EMC’s Board of Directors is ultimately responsible for overseeing risk management. The Board regularly considers our risk profile when reviewing our overall business plan and strategy and when making decisions impacting the Company. The Corporate Governance and Nominating Committee (the “Governance Committee”) is responsible for overseeing the Board’s execution of its risk management oversight responsibility. The management risk committee, comprised of the Chief Financial Officer, the General Counsel and the Chief Risk Officer, monitors and manages EMC’s risk management processes and reports directly to the Governance Committee and the Board of Directors.
In addition, each of the other standing committees of the Board regularly assesses risk as part of its core responsibilities.

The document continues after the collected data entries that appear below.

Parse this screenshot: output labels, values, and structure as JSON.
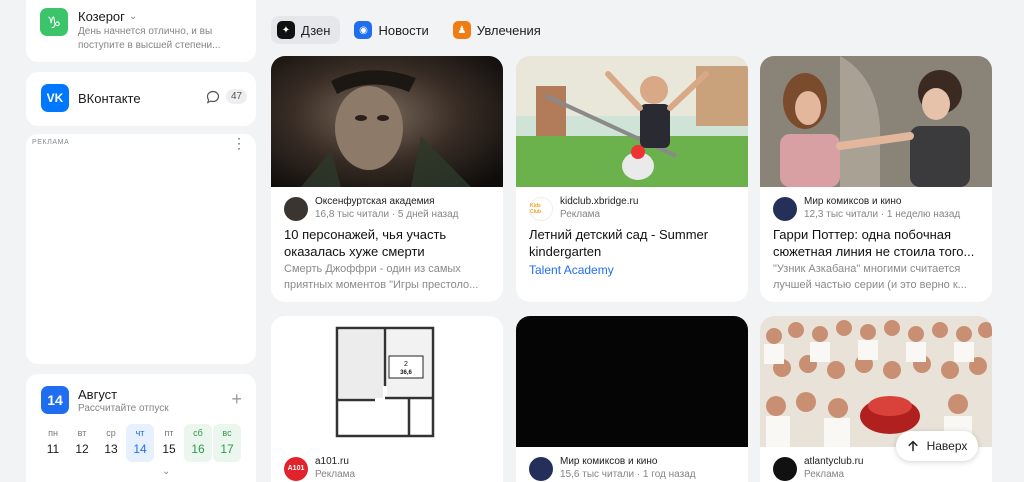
{
  "horoscope": {
    "icon": "capricorn-icon",
    "title": "Козерог",
    "text": "День начнется отлично, и вы поступите в высшей степени..."
  },
  "vk": {
    "icon_text": "VK",
    "title": "ВКонтакте",
    "messages_count": "47"
  },
  "ad": {
    "label": "РЕКЛАМА",
    "dots": "⋮"
  },
  "calendar": {
    "day": "14",
    "month": "Август",
    "subtitle": "Рассчитайте отпуск",
    "plus": "+",
    "days": [
      {
        "name": "пн",
        "num": "11"
      },
      {
        "name": "вт",
        "num": "12"
      },
      {
        "name": "ср",
        "num": "13"
      },
      {
        "name": "чт",
        "num": "14"
      },
      {
        "name": "пт",
        "num": "15"
      },
      {
        "name": "сб",
        "num": "16"
      },
      {
        "name": "вс",
        "num": "17"
      }
    ],
    "more": "⌄"
  },
  "tabs": [
    {
      "label": "Дзен",
      "icon": "zen-icon",
      "color": "#111111"
    },
    {
      "label": "Новости",
      "icon": "news-icon",
      "color": "#1f6ef0"
    },
    {
      "label": "Увлечения",
      "icon": "hobbies-icon",
      "color": "#f07c14"
    }
  ],
  "feed": [
    {
      "source": "Оксенфуртская академия",
      "meta": "16,8 тыс читали · 5 дней назад",
      "title": "10 персонажей, чья участь оказалась хуже смерти",
      "snippet": "Смерть Джоффри - один из самых приятных моментов \"Игры престоло..."
    },
    {
      "source": "kidclub.xbridge.ru",
      "meta": "Реклама",
      "logo_text": "Kids Club",
      "title": "Летний детский сад - Summer kindergarten",
      "link": "Talent Academy"
    },
    {
      "source": "Мир комиксов и кино",
      "meta": "12,3 тыс читали · 1 неделю назад",
      "title": "Гарри Поттер: одна побочная сюжетная линия не стоила того...",
      "snippet": "\"Узник Азкабана\" многими считается лучшей частью серии (и это верно к..."
    },
    {
      "source": "a101.ru",
      "meta": "Реклама",
      "logo_text": "A101",
      "plan_label": "2",
      "plan_area": "36,6"
    },
    {
      "source": "Мир комиксов и кино",
      "meta": "15,6 тыс читали · 1 год назад"
    },
    {
      "source": "atlantyclub.ru",
      "meta": "Реклама"
    }
  ],
  "scroll_up": {
    "label": "Наверх",
    "icon": "arrow-up-icon"
  }
}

The Leadership and Compensation Committee oversees the design and implementation of and the incentives and risks associated with our compensation policies and practices. The Audit Committee discusses with management the major financial risks facing EMC as well as the steps management has taken to monitor and control such risks. The Mergers and Acquisitions Committee considers risks in connection with acquisitions, divestitures and investments. The Finance Committee considers risks in connection with matters related to the Company’s capital structure, stock repurchase program, investment management policy and swap transactions. All of the committees report regularly to the Board of Directors on their activities.
EMC's Chief Risk Officer is responsible for developing and managing processes to identify, assess, monitor and reduce risks that could interfere with the achievement of the Company's goals and objectives.
Many sustainability factors serve as drivers or multipliers of enterprise risk. EMC’s Chief Sustainability Officer collaborates with the Chief Risk Officer to ensure sustainability-related risks are incorporated into the risk assessment and monitoring framework.
We have taken a cross-functional and collaborative approach to risk management. We have established Governance, Risk and Compliance (GRC) committees within various levels of the business to assist with risk communication, strategy alignment and reporting. Committee members include representatives from functional, business and/or geographic areas depending on the reporting level. This structure enables consistent risk reporting from business units up to the EMC Board of Directors. Our Sustainability organization participates as a core member of the Enterprise GRC Council.
To ensure risk management consistency, EMC created a common risk taxonomy and risk analysis tools to assist the business with risk prioritization. This standardized toolset allows the business to define, analyze, organize and prioritize risks according to both enterprise and individual business risk tolerances. Risks are linked in a hierarchy that represents the relationships between the largest risk categories (Enterprise Risks) and the more granular risks. This hierarchy is used to normalize risks across the enterprise, and obtain a consolidated view of the most critical risks in the company.
By engaging our risk practitioners on a common risk framework, we are able to leverage resources more efficiently, avoid duplicating processes and tools, encourage more open discussion, highlight interdependencies, prioritize mitigation investment, balance mitigation against crisis management, and provide increased visibility into risk mitigation. Currently, the EMC enterprise risk framework includes more than 20 Risk Registers, representing a majority of EMC business units, geographies and functional areas.
In 2015, we reported on our enterprise risk framework to the EMC Audit Committee and the Board of Directors. The enterprise risk framework is fully integrated into EMC’s central GRC platform that directly supports 20 internal risk programs across six different EMC functional organizations including Global Security, Product Security, Global Production Operations, Legal and Internal Audit. The platform integration facilitated the expansion of a cohesive ecosystem of EMC Risk Managers. Overall, 37 separate business use cases are managed within a single GRC platform, resulting in comprehensive risk visibility and alignment across the EMC business. By automating what were previously manual workflows, risk reporting up to the enterprise level has become easier and more consistent.